While HBHG was the best seller, it was in fact only one of a large number of works which make up what has been called the “secret history” of the south of France in general and the Cathars in particular. This features mystic pentacles in the landscape, hidden treasure, descendants of Jesus and the location and/or nature of the Holy Grail.

The role usually played by the Cathar heretics is, in The Da Vinci Code, occupied by the heroic Priory of Sion members themselves. They are revealed as peaceful worshippers of the female principle and all round new age good guys defying the patriarchal established church.

It will come as no surprise that the theory is bunk. The frequently repeated argument for Jesus’s marriage and therefore the likelihood of his having had descendants is that all Jewish men of his time were expected to marry by their early 30s.
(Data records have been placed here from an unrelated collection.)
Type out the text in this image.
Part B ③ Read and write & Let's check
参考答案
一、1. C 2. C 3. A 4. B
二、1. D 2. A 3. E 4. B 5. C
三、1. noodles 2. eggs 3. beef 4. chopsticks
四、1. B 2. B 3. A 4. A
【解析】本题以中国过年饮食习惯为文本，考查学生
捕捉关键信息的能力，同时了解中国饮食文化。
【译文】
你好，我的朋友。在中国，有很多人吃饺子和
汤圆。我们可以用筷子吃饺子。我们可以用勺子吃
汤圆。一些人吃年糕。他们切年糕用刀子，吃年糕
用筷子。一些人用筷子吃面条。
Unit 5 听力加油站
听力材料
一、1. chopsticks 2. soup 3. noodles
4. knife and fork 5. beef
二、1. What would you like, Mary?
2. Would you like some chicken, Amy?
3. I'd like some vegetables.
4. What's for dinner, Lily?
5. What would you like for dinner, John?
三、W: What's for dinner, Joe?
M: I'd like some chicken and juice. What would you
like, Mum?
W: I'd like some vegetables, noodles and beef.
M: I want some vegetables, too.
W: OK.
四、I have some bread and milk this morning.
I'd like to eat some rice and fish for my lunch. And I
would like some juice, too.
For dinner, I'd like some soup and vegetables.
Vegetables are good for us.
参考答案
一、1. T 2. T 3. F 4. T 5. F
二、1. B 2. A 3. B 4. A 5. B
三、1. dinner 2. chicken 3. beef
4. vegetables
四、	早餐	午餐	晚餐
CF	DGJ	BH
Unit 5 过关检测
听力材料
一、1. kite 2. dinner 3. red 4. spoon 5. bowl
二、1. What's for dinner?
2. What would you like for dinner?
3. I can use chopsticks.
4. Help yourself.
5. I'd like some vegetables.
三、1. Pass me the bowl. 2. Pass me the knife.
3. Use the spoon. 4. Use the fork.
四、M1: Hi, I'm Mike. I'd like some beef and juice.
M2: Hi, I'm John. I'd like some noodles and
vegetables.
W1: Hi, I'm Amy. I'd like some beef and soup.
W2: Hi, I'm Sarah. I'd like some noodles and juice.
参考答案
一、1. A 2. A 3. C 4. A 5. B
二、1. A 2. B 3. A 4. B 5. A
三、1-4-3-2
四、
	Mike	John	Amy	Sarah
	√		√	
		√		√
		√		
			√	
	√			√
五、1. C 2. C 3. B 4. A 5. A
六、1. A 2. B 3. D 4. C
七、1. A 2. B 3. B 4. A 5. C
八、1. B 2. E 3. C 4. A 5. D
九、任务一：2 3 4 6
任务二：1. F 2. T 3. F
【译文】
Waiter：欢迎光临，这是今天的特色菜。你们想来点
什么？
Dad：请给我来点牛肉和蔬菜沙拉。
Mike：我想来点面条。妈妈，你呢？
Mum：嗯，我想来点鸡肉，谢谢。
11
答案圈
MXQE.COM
It is true that the gospels which were chosen in the fourth century to form the New Testament suppress the role of Mary Magdalene.

But the Gnostic gospels, which did not make it into the Bible, reveal that what was suppressed was not a sexual relationship but the lack of one—the idea that men and women can live together in a spiritual rather than a physical union.

As for the poor old Knights Templar, accused of worshipping everything from heads called “Baphomets” to the “Great Mother”—they were in fact a perfectly orthodox organisation who were suppressed in the early 14th century at the behest of the king of France, who owed them a large amount of money he didn’t want to pay back.

So, does any of this matter? Isn’t it just entertainment? There is a more serious side. Dan Brown’s statement that the Priory of Sion has existed since 1099 is definitely untrue, as is HBHG’s contention that they have been manipulating European history for the last 1,000 years. However, it is probably true that in the 1970s and 1980s there were people in France who thought they were members of an organisation called the Priory of Sion.

The authors of HBHG met one of them, a man called Pierre Plantard, who claimed to be the Grand Master and a descendent of Jesus. According to HBHG, the Priory’s aim was to put him “on the throne of Europe”, and this gives a clue to its real nature—a small, obscure, French monarchist sect.

However, while the Priory itself may be minor, the conspiracy theories have been used to some effect by the right. The theories have been around since the 19th century, but they came to particular prominence in France in the Second World War.

The Vichy regime used Cathar emblems in its propaganda, and there was also peculiar activity by the Nazis around the ruined castles most associated with ideas about Cathar mysticism.

The Da Vinci Code takes a profoundly right wing position and gives it a new age gloss, as if it was a genuine opposition to the establishment. This countercultural tinge has probably helped to make it a bestseller, and leaves readers with the impression that it would be nice if there were something in its arguments.

But real resistance is never made up of mysterious organisations protecting secret knowledge from ordinary people. Dan Brown’s presentation of fringe monarchist fantasies as the answer to all modern ills is not only a badly-written thriller. It’s a con.

Elaine Graham-Leigh is a member of the Respect executive and author of The Southern French Nobility and the Albigensian Crusade.